ESPN forgot about the White Sox again, and the Big Hurt let 'em hear about it

ESPN forgot about the White Sox again.

The Worldwide Leader in Sports has made a habit of failing to remember the South Siders in recent years, most notably forgetting (on multiple occasions) that the White Sox did in fact win the 2005 World Series.

It happened enough times that A.J. Pierzynski had some opinions about it.

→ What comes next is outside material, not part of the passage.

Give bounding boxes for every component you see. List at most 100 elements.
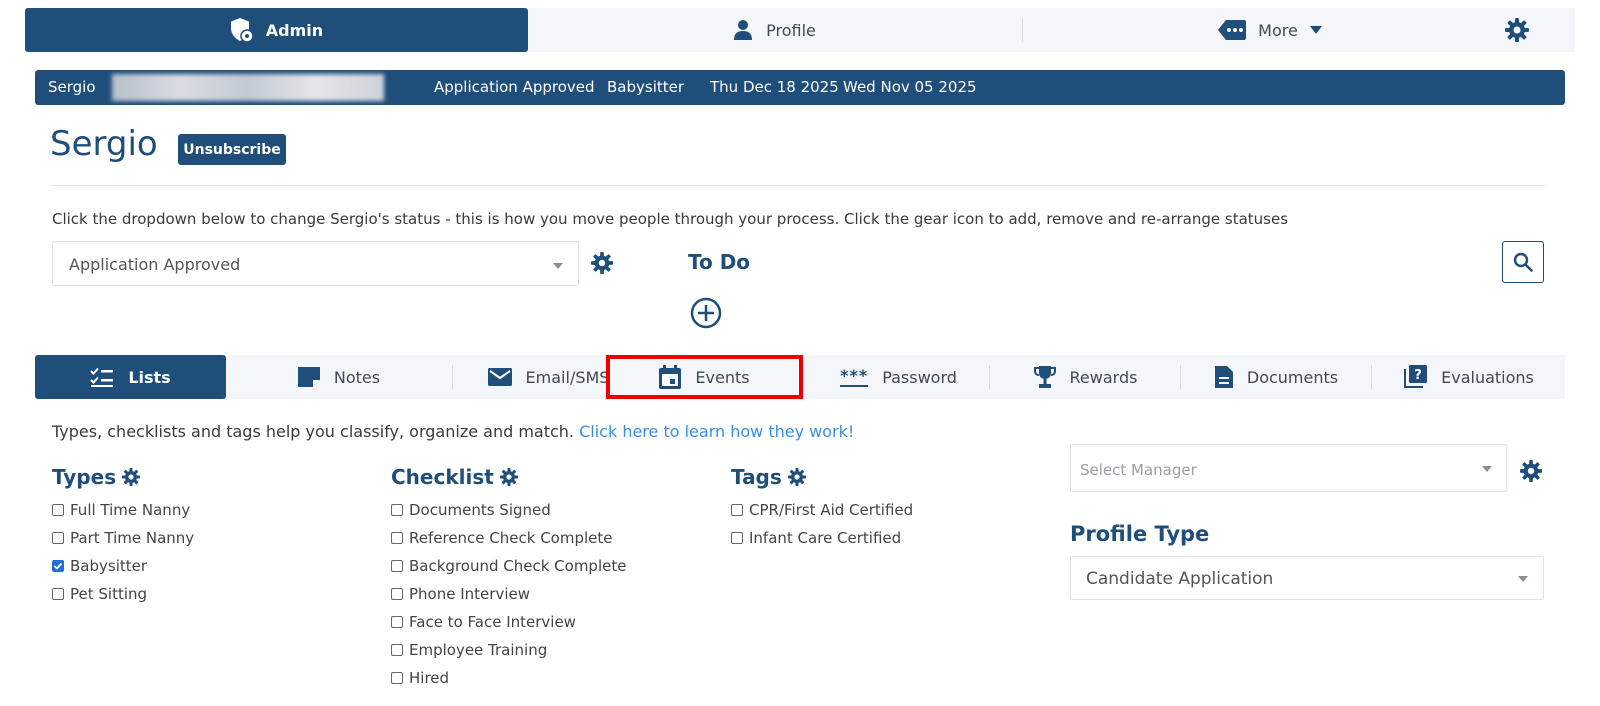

This time, the omission came in an effort to illustrate how good Mike Trout is, with ESPN researcher Paul Hembekides listing baseball players who appeared in the top four in MVP voting three or more times. Trout, the Los Angeles Angels superstar, has already done it seven times, and boy that is terrific.

But Hembekides left someone out. And that someone let him hear about it.

You tell 'em, Frank.

Yes, the Big Hurt finished in the top four of the AL MVP vote on six separate occasions: 1991 (third), 1993 (first), 1994 (first), 1997 (third), 2000 (second) and 2006 (fourth, while playing for the Oakland Athletics).

ESPN's blind spot for the White Sox doesn't end up meaning much of anything, though it's amusing that they've now managed to leave out a relatively recent World Series champion and a relatively recent first-ballot Hall of Famer.

We all make mistakes. But it's a little funny that ESPN's are, repeatedly, White Sox related.